Foundation-first code generation. AI can generate correct code from intent, but only if the building blocks exist. Each explain + implementation pair you write is a new block the compiler understands. Over time, explain statements generate most of the boilerplate automatically — you provide the high-level intent, the ecosystem provides the implementation.
This is the inverse of typical AI workflows. Instead of fishing for working code through conversation, you're building a vocabulary the compiler uses to help you. The more complete your library, the less you need to write explicitly. This is the foundation of Prove's vision for self-contained development — local, deterministic generation from your own declarations.
terminates¶
Recursive functions must declare terminates with a measure expression — an expression that strictly decreases on each recursive call. Omitting terminates on a recursive function is a compiler error (E366).
transforms merge_sort(xs List<Value>) Sorted<List<Value>>
explain
split the list at the midpoint
recursively sort the first half
recursively sort the second half
merge both sorted halves preserving order
terminates: len(xs)
from
halves as Pair<List<Value>> = split_at(xs, len(xs) / 2)
left as Sorted<List<Value>> = merge_sort(halves.first)
right as Sorted<List<Value>> = merge_sort(halves.second)
merge(left, right)
The compiler verifies that len(halves.first) < len(xs) and len(halves.second) < len(xs) at both recursive call sites.
Epistemic Annotations¶
know, assume, and believe express different levels of confidence about a claim:
transforms process_order(order Order) Receipt
know: len(order.items) > 0
assume: order.total == sum(prices)
believe: order.user.is_verified
from
// implementation
know— the compiler attempts to prove the claim using constant folding, algebraic identities, refinement types, assumption matching (facts fromrequires,assume, andbelievein scope), arithmetic reasoning (e.g.,x + 1 > x, transitivity), callee ensures propagation, and match arm structural narrowing. Provable claims pass silently; unprovable claims emit a warning (W327) and fall back to a runtime assertion.assume— the compiler adds a runtime check. If the assumption fails at runtime, the program panics.believe— the compiler tries to break it with generated tests. Requiresensuresto be present (E393).
Callee Ensures Propagation¶
When a called function has an ensures clause, the compiler propagates that postcondition into the caller's proof context. If f declares ensures result > 0, and you write y = f(x), the compiler automatically knows y > 0 — no extra annotation required.

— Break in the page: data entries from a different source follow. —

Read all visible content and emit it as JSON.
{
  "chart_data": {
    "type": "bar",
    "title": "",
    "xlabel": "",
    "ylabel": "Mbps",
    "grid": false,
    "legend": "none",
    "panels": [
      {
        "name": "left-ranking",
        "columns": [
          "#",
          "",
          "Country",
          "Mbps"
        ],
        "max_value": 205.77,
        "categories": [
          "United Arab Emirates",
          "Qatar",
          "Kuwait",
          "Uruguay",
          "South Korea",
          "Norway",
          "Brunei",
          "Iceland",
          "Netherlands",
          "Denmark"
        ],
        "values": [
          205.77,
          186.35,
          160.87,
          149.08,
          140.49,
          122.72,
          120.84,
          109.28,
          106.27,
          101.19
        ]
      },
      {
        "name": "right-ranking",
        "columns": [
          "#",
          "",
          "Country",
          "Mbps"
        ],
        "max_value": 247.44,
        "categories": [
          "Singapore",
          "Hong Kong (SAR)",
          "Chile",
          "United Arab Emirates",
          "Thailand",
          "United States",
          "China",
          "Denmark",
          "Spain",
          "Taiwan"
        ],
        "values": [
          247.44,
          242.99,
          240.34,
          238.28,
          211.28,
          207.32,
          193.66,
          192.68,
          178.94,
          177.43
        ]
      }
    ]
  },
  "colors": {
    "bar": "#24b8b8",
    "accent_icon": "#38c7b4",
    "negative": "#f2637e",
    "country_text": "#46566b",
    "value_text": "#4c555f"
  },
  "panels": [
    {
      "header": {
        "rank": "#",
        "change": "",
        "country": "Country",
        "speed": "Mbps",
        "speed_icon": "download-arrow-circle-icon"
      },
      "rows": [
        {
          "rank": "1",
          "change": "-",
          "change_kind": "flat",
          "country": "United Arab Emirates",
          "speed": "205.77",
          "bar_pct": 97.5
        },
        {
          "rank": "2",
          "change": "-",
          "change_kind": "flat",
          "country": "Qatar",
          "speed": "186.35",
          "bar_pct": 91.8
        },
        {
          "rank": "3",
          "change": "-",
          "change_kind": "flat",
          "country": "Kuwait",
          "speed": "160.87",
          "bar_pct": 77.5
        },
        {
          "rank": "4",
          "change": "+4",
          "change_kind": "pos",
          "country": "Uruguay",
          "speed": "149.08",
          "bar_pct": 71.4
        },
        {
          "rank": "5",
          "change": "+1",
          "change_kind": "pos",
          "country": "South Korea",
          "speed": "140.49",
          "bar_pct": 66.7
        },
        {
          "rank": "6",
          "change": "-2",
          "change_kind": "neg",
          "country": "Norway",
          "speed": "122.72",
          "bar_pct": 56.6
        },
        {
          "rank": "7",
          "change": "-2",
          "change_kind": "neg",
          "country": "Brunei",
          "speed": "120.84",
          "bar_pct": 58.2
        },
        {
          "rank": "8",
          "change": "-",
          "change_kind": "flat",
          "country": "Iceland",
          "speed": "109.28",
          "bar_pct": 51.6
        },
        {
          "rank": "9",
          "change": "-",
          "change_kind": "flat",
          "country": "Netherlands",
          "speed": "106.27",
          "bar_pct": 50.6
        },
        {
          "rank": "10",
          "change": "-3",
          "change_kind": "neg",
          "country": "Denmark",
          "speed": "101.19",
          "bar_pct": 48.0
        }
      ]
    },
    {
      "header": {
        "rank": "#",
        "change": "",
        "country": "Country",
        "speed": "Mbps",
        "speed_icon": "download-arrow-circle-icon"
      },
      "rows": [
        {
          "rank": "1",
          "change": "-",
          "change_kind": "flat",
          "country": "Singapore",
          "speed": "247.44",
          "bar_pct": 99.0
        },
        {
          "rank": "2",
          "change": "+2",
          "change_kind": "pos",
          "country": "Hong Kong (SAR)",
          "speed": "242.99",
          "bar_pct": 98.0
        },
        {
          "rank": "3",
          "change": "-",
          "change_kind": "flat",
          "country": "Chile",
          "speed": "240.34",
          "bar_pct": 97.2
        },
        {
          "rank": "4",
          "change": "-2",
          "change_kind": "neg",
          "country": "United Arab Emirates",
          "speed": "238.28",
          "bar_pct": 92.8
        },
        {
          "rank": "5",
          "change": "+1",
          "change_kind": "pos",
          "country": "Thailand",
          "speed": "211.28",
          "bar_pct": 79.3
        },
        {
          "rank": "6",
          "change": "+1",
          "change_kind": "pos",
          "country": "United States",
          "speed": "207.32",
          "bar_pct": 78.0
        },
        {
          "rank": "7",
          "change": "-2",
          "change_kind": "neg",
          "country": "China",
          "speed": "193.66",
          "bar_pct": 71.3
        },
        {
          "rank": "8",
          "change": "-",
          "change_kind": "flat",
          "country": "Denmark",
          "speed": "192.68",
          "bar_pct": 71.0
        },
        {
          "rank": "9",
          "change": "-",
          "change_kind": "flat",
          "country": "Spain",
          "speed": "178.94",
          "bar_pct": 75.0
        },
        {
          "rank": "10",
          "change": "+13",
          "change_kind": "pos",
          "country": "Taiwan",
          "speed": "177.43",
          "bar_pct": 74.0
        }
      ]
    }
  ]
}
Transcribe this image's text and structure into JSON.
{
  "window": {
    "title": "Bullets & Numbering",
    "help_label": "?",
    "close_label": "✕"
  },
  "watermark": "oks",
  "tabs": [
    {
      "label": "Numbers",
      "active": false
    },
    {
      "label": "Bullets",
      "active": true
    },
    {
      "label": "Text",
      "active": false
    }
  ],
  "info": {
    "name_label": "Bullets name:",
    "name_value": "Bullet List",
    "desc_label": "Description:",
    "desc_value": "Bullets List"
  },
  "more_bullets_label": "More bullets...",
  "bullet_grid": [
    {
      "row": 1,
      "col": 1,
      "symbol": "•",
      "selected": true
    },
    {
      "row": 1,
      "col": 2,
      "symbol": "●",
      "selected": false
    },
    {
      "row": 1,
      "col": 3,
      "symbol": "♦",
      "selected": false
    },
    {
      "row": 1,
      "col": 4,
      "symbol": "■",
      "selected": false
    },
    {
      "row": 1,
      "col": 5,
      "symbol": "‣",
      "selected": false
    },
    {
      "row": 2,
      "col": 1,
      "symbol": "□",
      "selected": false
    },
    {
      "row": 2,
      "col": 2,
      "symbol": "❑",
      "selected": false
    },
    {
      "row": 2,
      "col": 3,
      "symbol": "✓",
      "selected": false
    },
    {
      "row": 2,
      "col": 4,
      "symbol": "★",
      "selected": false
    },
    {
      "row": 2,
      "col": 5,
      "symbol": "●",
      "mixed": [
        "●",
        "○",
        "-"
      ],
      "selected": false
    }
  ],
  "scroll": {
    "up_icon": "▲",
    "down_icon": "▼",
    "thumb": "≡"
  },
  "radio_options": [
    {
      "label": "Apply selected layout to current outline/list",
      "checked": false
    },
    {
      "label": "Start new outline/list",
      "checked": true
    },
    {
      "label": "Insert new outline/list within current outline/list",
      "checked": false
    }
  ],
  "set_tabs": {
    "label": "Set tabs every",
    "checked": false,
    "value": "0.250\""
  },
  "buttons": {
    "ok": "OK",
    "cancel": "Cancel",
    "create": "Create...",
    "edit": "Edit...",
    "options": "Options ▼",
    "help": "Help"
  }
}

transforms positive(n Integer) Integer
requires n > 0
ensures result > 0
explain
n is positive so result is positive
from
n
transforms caller(n Integer) Integer
requires n > 0
know: y > 0 // proven — positive ensures result > 0
from
y as Integer = positive(n)
y
The substitution is automatic: result in the callee's ensures is replaced by the binding name y in the caller's proof context. All ensures clauses on the callee are propagated, so multiple postconditions are all available.
Match Arm Structural Narrowing¶
The compiler records structural match arm bindings in the proof context. When a match arm matches Some(x), the compiler records that the subject was a Some variant; combined with a requires or assume fact, know claims about the subject's non-null status become provable.

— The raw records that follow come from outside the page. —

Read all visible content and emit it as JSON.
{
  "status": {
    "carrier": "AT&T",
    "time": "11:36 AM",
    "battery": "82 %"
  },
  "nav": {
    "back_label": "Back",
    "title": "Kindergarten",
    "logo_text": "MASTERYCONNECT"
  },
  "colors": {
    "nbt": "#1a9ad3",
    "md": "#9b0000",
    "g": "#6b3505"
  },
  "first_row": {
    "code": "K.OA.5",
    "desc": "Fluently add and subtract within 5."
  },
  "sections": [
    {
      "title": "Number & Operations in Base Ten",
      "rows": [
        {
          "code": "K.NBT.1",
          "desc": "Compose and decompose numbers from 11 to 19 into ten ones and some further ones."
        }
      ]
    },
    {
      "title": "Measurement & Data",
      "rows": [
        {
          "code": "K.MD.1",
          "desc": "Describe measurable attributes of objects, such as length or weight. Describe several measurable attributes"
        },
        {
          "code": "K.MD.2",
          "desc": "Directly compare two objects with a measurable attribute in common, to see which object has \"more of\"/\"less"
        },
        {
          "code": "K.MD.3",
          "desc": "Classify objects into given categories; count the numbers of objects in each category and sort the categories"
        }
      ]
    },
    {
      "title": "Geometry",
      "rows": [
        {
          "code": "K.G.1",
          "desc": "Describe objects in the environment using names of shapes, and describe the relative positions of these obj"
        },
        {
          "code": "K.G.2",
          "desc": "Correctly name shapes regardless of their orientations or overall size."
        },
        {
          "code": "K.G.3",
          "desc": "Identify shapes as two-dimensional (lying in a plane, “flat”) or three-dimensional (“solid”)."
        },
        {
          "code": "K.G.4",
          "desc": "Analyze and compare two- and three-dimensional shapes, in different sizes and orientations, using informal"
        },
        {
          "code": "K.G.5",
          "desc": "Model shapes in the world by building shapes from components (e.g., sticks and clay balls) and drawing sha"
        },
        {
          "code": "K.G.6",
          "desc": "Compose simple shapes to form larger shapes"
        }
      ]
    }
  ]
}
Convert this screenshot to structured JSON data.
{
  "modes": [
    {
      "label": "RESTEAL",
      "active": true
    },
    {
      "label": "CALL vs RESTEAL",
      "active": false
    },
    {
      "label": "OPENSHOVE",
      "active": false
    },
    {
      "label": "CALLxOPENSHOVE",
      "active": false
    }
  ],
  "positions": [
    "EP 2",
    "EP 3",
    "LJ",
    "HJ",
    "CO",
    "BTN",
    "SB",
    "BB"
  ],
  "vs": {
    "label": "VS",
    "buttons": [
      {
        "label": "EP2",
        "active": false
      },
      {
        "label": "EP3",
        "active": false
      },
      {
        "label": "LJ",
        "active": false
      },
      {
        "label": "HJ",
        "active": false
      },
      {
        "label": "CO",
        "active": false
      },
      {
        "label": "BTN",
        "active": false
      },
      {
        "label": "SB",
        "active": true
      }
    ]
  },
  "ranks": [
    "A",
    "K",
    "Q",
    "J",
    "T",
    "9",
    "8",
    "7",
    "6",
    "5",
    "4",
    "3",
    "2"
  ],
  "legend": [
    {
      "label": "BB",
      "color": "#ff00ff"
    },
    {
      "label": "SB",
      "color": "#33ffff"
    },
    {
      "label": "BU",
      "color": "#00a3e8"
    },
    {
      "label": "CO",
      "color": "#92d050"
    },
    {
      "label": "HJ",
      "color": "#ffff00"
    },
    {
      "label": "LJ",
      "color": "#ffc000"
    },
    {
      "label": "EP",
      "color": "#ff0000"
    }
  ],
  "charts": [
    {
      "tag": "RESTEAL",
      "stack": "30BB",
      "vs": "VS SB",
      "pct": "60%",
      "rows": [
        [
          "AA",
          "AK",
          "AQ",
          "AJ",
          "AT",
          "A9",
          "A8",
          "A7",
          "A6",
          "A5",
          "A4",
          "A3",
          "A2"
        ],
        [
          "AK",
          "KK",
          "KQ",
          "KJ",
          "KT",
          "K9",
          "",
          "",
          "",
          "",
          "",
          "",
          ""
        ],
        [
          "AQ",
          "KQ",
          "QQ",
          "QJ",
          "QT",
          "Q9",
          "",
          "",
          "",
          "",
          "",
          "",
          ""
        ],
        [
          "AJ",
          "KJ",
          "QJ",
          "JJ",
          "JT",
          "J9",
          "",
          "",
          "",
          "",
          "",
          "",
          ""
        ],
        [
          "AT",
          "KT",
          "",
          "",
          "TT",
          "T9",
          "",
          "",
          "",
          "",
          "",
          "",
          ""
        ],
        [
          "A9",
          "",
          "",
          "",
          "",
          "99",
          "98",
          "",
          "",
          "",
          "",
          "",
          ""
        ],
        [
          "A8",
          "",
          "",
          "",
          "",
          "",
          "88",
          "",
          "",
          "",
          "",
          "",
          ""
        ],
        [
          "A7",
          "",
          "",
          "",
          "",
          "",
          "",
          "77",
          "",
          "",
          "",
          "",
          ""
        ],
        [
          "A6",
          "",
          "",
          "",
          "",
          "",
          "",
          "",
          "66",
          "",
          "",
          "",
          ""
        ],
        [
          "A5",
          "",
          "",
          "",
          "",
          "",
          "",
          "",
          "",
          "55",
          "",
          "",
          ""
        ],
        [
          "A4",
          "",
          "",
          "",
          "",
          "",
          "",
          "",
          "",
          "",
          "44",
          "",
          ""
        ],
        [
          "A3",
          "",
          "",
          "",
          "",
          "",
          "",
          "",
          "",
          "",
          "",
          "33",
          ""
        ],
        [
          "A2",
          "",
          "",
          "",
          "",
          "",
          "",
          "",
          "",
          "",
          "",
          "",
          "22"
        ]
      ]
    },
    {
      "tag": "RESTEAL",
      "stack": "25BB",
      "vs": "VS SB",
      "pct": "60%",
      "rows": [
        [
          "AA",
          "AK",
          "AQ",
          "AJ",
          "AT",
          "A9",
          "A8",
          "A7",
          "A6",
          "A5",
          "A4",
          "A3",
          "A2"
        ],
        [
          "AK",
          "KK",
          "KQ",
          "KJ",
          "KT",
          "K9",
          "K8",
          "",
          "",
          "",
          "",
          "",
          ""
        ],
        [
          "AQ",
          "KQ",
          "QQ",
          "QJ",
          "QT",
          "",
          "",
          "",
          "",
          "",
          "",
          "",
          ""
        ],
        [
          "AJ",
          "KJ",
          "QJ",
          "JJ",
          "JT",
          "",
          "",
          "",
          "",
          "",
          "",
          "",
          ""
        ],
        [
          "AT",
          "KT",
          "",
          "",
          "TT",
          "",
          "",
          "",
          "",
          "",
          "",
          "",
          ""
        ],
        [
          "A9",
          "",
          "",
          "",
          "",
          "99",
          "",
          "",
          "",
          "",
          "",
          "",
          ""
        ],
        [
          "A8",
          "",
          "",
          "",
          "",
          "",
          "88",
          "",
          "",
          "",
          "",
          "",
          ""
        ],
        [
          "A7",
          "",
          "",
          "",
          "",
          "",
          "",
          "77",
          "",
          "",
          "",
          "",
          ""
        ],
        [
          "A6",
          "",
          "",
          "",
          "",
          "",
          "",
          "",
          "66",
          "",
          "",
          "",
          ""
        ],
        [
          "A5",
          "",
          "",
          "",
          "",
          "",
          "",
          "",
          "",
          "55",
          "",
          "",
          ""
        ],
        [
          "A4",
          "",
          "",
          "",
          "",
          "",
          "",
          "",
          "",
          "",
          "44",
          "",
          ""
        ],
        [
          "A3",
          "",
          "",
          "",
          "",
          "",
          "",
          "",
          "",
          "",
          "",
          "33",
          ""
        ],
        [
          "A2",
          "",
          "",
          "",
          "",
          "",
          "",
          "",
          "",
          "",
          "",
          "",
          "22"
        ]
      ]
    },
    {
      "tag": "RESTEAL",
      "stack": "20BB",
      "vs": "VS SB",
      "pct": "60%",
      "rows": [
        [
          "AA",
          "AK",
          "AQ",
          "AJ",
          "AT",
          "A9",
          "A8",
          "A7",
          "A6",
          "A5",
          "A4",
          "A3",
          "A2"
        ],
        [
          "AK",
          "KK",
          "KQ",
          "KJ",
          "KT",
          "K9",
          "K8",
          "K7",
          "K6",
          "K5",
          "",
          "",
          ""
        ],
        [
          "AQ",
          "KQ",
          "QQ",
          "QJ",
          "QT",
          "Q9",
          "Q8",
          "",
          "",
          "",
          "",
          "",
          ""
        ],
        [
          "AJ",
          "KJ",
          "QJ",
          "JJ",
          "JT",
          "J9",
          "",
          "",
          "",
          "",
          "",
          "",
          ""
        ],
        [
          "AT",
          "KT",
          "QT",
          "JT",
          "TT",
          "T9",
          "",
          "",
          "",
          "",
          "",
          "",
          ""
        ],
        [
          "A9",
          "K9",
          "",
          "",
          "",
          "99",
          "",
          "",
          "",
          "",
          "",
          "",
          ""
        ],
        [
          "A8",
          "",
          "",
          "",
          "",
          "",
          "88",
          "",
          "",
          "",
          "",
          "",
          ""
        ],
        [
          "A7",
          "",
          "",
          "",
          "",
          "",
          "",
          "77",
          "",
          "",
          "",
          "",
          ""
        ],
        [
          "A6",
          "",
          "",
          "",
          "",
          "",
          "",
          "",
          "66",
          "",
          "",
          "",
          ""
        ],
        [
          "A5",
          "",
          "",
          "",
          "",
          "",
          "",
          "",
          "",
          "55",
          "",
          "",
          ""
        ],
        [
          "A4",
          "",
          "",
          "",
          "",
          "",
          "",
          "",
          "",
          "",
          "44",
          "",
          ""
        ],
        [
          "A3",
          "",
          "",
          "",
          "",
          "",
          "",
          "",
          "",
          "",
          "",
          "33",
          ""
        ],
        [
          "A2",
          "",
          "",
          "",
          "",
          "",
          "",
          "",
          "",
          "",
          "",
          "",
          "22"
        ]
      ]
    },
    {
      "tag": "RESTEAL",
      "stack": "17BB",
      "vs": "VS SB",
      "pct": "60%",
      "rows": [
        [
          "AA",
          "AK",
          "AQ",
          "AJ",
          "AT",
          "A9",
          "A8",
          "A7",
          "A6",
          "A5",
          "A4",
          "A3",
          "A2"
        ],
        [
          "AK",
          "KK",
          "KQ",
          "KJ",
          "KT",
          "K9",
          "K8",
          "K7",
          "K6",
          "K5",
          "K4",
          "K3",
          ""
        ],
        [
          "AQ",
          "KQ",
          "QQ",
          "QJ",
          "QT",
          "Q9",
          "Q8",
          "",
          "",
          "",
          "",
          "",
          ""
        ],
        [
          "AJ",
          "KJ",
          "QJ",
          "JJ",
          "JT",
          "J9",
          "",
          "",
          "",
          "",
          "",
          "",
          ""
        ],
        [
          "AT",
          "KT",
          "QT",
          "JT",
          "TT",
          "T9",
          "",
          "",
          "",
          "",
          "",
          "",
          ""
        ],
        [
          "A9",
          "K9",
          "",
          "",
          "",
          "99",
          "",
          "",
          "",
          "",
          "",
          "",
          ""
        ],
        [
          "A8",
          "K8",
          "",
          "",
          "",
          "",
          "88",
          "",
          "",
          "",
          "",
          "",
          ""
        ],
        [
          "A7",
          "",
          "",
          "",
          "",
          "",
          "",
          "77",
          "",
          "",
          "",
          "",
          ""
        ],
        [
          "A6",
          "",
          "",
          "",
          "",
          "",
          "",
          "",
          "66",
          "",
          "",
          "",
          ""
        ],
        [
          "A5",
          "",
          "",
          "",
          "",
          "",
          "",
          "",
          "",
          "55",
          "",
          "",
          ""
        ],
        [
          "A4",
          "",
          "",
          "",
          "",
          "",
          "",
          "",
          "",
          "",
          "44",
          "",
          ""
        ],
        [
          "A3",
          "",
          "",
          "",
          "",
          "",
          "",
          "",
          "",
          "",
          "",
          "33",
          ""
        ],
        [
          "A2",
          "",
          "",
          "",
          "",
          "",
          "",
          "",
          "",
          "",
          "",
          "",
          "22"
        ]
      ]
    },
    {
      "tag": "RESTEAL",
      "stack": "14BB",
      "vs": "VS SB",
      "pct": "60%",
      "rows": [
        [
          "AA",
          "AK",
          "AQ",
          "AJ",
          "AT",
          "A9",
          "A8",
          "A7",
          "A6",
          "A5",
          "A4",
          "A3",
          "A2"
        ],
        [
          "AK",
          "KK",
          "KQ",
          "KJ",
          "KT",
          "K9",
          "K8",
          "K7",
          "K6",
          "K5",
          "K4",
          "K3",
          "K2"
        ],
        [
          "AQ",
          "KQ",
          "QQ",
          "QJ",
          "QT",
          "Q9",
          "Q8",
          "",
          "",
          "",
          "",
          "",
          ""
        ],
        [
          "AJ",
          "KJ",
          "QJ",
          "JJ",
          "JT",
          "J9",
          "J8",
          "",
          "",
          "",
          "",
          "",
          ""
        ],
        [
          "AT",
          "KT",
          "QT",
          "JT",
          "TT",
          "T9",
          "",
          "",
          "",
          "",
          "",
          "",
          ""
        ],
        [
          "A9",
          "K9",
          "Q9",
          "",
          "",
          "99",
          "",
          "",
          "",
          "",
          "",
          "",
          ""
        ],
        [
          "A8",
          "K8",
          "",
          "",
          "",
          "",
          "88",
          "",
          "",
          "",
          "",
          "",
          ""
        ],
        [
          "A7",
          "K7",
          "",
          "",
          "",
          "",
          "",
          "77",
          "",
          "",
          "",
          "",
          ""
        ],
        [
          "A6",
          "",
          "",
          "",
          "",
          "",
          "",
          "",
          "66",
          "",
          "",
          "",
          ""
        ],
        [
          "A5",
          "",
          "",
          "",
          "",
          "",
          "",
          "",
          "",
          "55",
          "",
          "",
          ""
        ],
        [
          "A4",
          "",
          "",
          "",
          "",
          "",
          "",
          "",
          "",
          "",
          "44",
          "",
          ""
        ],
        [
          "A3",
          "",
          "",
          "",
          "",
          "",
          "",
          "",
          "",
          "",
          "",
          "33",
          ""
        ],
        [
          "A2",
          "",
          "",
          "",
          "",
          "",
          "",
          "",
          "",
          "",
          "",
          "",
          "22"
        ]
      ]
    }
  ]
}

transforms safe_unwrap(opt Option<Integer>) Integer
requires opt != None
know: opt != None // proven — requires + Some arm recorded
from
match opt
Some(x) => x
None => 0
Function-level know claims can also reference arm-bound variables directly. When a match arm binds Some(inner), the compiler infers the type of inner (the unwrapped value) and makes it available during know checking. Unprovable arm-bound claims emit W372 rather than the general W327.
transforms check_inner(xs Option<Integer>) Integer
requires xs != None
know: inner > 0 // references arm-bound `inner` — W372 if unprovable
from
match xs
Some(inner) => inner
None => 0
All three are type-checked — their expressions must be Boolean (E384, E385, E386).
Counterfactual Annotations¶
why_not and chosen¶
why_not documents rejected alternatives. chosen explains the selected approach. The compiler verifies rationale consistency — it checks that why_not entries reference known names (W505), that chosen text relates to the implementation (W504), and that why_not entries don't contradict the implementation (W506).
transforms select_gateway(amount Price, region Region) Gateway
why_not: "Round-robin ignores regional latency differences"
why_not: "Cheapest-first causes thundering herd on one provider"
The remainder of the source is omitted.